At first I thought she was talking to her daughter, but then I realized she was encouraging herself in the midst of a hard moment with her child. I thought to myself, “You go girl!” I can remember plenty of hard moments, and just plain bad days with my daughter that I didn’t handle well. Even into a new day I found myself struggling to get over the bad day we had the day before.
Fortunately, I had some moms in my life who were further down the road in their parenting than I was. They didn’t judge me, which I am very thankful for. They did take me under their wing and offer some wise words to help me get over the bad days. Now, I’m passing their wisdom along to you, with a little of my own.
Don’t take it personally.
Believe me, I know it’s hard not to. When they act a fool in the checkout line or look straight at you and do exactly what you asked them not to do, it’s a challenge to remind yourself: it really isn’t about you. However, if you can train yourself to do this, it will be helpful.
Avoid beating yourself up.
We all have bad days, kids and parents alike. When your child is especially challenging, it can bring out the absolutely worst in us and it just goes downhill from there. The natural tendency hours later or the next day is to say, “If only I had…” or to question your ability to be a good parent. None of this is helpful to you or your child.
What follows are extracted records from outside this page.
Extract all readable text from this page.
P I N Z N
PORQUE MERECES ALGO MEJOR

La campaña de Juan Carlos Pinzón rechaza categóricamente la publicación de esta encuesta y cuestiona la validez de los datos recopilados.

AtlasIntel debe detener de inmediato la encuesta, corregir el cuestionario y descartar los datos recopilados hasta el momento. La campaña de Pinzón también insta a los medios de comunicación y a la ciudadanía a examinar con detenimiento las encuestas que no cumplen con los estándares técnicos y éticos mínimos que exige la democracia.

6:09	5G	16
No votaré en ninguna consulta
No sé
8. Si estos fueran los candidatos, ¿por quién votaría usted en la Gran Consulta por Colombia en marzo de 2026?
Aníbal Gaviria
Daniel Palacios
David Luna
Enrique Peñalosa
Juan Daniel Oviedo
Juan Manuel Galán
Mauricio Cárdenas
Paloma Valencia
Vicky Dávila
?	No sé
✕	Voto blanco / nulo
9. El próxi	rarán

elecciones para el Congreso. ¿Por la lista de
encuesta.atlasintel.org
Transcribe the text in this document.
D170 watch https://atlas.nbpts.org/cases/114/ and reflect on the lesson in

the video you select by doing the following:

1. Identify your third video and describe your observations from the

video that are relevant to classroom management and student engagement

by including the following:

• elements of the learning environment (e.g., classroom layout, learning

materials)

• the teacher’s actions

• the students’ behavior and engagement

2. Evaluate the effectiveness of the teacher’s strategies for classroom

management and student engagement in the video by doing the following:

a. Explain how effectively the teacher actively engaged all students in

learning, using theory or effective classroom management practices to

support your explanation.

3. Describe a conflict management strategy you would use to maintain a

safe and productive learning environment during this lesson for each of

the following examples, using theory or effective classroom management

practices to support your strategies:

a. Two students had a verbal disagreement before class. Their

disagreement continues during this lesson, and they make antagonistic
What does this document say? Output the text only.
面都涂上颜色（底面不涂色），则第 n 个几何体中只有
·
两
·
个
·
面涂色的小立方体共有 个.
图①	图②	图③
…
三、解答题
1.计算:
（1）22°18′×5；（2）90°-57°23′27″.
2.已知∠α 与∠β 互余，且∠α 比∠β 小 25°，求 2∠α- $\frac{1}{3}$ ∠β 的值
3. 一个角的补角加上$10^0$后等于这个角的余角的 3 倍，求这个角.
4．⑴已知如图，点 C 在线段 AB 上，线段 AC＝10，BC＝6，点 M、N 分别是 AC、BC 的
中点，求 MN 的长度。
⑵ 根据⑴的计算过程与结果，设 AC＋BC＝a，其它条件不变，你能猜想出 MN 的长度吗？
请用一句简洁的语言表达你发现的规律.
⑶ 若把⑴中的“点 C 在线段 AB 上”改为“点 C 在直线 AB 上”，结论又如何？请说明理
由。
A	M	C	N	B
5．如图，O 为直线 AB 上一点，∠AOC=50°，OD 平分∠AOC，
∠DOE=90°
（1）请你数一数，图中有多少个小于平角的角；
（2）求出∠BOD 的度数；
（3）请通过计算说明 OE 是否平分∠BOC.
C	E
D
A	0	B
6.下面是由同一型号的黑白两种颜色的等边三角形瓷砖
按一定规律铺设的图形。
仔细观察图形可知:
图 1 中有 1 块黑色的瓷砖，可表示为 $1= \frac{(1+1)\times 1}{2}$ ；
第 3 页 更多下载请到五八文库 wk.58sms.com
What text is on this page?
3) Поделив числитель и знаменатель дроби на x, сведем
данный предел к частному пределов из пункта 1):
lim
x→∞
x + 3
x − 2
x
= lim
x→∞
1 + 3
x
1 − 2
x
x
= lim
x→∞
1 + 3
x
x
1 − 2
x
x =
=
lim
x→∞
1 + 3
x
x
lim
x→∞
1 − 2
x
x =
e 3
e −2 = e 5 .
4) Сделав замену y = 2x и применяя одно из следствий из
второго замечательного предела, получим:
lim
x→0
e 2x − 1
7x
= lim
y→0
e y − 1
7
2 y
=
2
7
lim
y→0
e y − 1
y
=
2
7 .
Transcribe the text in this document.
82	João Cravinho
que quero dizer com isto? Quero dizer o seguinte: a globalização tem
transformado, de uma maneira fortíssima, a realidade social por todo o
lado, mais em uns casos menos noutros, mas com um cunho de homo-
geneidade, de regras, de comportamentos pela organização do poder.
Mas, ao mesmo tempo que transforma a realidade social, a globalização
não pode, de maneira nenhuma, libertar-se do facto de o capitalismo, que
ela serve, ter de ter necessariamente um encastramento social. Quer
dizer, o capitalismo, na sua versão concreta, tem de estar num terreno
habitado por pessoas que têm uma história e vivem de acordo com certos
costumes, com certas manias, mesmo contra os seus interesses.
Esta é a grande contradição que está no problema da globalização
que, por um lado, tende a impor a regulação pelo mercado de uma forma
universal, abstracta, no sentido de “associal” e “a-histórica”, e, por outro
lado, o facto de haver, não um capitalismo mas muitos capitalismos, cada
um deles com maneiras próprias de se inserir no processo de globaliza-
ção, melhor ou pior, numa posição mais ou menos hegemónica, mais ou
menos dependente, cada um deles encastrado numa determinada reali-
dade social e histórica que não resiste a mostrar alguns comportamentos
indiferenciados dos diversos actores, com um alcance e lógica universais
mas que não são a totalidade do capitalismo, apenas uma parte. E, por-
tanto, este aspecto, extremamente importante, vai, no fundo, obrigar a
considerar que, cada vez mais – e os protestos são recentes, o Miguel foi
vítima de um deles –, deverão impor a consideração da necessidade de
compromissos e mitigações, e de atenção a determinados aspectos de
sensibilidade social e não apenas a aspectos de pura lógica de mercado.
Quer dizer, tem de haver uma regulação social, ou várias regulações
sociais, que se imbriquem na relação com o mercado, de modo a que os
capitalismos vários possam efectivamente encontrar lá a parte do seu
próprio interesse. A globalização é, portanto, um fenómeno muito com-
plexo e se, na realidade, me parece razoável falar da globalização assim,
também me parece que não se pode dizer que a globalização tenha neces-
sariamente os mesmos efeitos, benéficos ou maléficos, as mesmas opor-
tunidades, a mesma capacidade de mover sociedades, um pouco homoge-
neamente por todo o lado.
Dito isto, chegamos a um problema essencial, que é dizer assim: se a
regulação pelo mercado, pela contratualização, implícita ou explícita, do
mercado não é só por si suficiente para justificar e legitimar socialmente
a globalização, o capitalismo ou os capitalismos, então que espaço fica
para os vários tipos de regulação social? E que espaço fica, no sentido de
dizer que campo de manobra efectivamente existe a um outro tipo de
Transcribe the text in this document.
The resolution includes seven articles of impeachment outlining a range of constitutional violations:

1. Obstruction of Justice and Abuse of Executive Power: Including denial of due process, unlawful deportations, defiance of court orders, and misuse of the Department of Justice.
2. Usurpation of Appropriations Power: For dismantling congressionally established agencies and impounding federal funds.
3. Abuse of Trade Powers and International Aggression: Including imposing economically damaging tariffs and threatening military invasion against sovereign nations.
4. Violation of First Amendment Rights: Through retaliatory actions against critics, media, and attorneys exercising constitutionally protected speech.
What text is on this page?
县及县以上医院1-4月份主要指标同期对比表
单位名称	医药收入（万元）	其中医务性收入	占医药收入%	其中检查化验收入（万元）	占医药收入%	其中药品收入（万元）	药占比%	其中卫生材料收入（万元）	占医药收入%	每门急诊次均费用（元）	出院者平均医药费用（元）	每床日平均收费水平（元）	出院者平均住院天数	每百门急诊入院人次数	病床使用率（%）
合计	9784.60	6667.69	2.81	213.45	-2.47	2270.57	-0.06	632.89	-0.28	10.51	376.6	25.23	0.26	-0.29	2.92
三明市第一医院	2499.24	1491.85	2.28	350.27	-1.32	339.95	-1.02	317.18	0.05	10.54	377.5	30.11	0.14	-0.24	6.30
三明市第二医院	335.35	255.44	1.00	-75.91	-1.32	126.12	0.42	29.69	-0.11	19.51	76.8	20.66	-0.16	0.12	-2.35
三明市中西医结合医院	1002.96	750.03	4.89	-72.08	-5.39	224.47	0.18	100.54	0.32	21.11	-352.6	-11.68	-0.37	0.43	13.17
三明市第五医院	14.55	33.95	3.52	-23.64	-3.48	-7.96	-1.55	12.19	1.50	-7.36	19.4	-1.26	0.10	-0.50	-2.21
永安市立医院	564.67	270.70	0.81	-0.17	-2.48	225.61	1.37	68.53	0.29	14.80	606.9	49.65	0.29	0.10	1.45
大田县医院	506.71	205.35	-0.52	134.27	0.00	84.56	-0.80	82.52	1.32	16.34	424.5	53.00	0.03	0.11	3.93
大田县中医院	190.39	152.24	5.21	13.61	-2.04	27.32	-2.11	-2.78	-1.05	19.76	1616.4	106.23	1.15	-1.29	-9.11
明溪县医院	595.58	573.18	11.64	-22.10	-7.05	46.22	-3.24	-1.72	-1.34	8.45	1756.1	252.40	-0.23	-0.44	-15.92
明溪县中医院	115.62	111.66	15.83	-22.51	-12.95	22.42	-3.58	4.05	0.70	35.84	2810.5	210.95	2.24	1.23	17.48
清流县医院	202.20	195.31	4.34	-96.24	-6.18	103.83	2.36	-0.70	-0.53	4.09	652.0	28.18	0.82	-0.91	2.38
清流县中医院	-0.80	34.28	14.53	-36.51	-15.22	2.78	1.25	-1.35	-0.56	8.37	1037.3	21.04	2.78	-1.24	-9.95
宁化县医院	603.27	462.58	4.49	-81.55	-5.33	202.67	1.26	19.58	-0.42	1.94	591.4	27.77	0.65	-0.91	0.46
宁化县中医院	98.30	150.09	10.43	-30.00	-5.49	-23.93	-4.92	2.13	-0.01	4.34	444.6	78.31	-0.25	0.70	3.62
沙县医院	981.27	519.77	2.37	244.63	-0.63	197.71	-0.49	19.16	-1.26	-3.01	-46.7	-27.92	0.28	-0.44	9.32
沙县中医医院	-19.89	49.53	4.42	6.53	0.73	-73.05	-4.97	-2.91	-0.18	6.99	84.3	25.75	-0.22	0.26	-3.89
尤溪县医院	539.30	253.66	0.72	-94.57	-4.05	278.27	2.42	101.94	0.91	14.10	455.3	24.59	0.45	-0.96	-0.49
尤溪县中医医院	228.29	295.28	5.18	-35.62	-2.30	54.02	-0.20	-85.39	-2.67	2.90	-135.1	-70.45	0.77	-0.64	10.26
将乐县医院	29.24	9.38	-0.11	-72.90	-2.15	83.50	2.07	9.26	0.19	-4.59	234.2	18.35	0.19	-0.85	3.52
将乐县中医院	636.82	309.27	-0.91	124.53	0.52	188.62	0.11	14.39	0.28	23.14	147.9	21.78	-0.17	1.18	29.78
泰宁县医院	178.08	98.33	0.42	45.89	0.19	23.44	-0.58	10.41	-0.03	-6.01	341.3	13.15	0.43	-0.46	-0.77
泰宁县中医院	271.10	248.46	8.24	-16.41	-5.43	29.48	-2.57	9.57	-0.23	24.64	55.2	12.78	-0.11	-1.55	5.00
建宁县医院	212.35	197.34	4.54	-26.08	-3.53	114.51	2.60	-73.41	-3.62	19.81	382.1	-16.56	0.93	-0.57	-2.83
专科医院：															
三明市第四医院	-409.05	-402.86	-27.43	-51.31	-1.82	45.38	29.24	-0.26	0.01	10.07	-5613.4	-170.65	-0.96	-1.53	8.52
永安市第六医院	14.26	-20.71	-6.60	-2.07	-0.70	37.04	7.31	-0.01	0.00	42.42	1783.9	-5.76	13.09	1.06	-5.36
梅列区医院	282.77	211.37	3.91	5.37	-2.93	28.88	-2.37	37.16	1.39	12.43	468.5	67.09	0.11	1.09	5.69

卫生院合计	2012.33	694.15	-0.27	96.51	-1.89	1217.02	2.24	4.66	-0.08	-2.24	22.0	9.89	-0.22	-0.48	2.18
Acknowledge your emotions.
Listen, parenting isn’t a walk in the park. Tell me something I don’t know, right? Some stages are more challenging than others. I remember calling a friend after a particularly bad day with my daughter. I was crying, actually sobbing and I said, “I’m an utter and complete failure at parenting.” She point blankly said, “No, you are not a failure. You just haven’t figured out what works yet with your daughter.” Then she talked me down off the ledge.
There literally may be days where you are asking, “Where do I go to resign?” because you are angry, resentful, hopeless, and exhausted. Believe it or not, it’s very helpful to say those things out loud or to write them on a piece of paper.
Look for underlying issues.
For example, COVID-19 quarantine has had all of us out of sync from our normal routines. As adults, we can talk about how much we don’t like not knowing what tomorrow will bring. But for a child, especially a young child, while they pick up on your stress and anxiety, they aren’t able to verbalize it, so they act it out. Hence your very own child creating their own version of “Alexander and the Terrible, Horrible, No Good, Very Bad Day.” A death in the family, something happening to your dog, overhearing you fighting with your spouse—any number of things can bring on a bad day.
Seek to restore the relationship.
Once you have taken a moment (or a few hours) to calm down, find your child and apologize straight up. Don’t add on, “but if you had done what mommy asked…” Just apologize. “I’m sorry. Please forgive me.” You might say, “If that happens again, let’s do things differently,” and calmly talk through a better way to handle the behavior or the day. All of this models behavior you want your child to learn and the skills they need for healthy relationships.
Spend some time together doing something fun.
After apologizing and spending a little time talking about what happened, find a way to spend some calm, easygoing time together. Take a walk, play with blocks, read a book (The Color Monster: A Story about Emotions is a great read), play “I Spy” or make cookies together.
Never underestimate the power of a hug.
Adults and children alike need them, especially after a bad day. Even if you aren’t completely over the bad day, you still want to avoid withholding hugs. Loving, physical touch can be as healing as spoken words.
There will be days when you don’t like your child’s behavior or your own for that matter. However, don’t confuse not liking their behavior with not liking or loving them. Our children need to know that even on their very best or worst day, there isn’t anything they could do that would make us love them more or less.
For the most part, I am on the other side of the bad days. In the midst of them, I often questioned my Fit Mom Card, and I had a hard time believing there were better days ahead. In case nobody else is saying it to you—you are a good mom. Even on your worst day, you’re a good mom. Stop telling yourself otherwise. It’s a wild ride. We all have moments we want to forget. It is unlikely your child will hold your bad days against you, especially if you put into practice what we have talked about.